Monday, February 21, 2011

The Practice of Simple Regard

On February 17 (last Thursday), I facilitated a small-group day of prayer and recollection, focused on A Taste of Beauty, Truth, and Goodness, the title of a 2007 videotaped dialogue between Richard Rohr and Thomas Keating. In addition to engaging in communal centering prayer, the group viewed segments of this Rohr-Keating talk. Two variations on another contemplative practice were also introduced:  a receptive form of prayer inspired by Keating's reference to Brother Lawrence in his book Intimacy With God. This practice incorporates imagination and sensory perception as a means of heightening one's awareness of -- and gratitude for -- the ever-pouring "flow" of beauty, truth, and goodness from God.

"Brother Lawrence fine tuned the 'practice of simple regard'-- the noticing of God looking at me! Although my attention may wander, I can be assured that God's attention does not. Nor does God waver, nor does God condemn, nor does God dislike us for our wavering. . . . God is present to everything like the eye of a camera that sees everything just as it is. Yet we, in our turn, may not be present to God. Like the subjects of a casual photograph, we may not perceive that someone sees a marvelous value and beauty in us and is taking our picture." 
     --Thomas Keating, from Intimacy With God

Variation #1:  Be attentive to the Presence that is aware of you, watching you like a loving grandparent, ready to catch your fall, admiring your work and your struggles, waiting breathlessly for even a slight glance. Receive this gently watchful Presence. Experience yourself as a focus of God's loving gaze. Let this gaze flow over you and through you. Inwardly communicate to God what you are thinking and feeling.
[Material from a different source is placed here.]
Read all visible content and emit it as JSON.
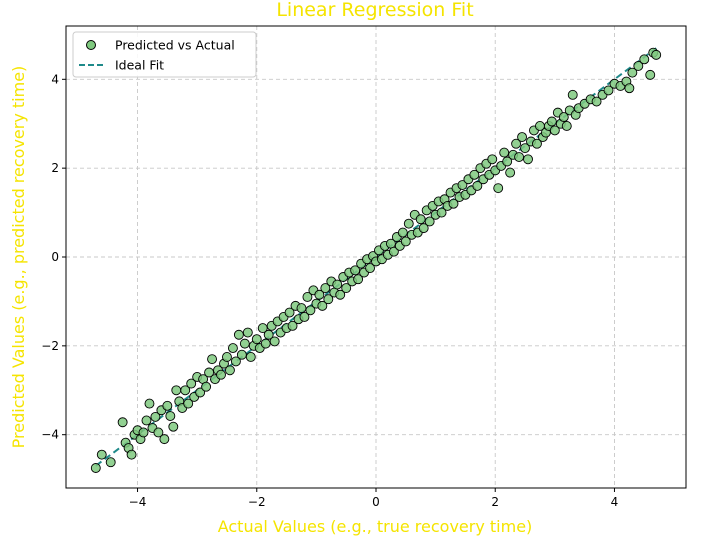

Variation #2: Allow your awareness to be drawn to something beautiful in the present moment -- an image that crosses your field of vision, a sound that you hear, a caress, the smell and taste of food, words that you encounter in a book or through another's speech or song. Do not "seek out" something beautiful -- instead, wait patiently and allow it to "find" you. Receive it as the outflow of God's goodness and truth. Let your gratitude well up and flow back to God.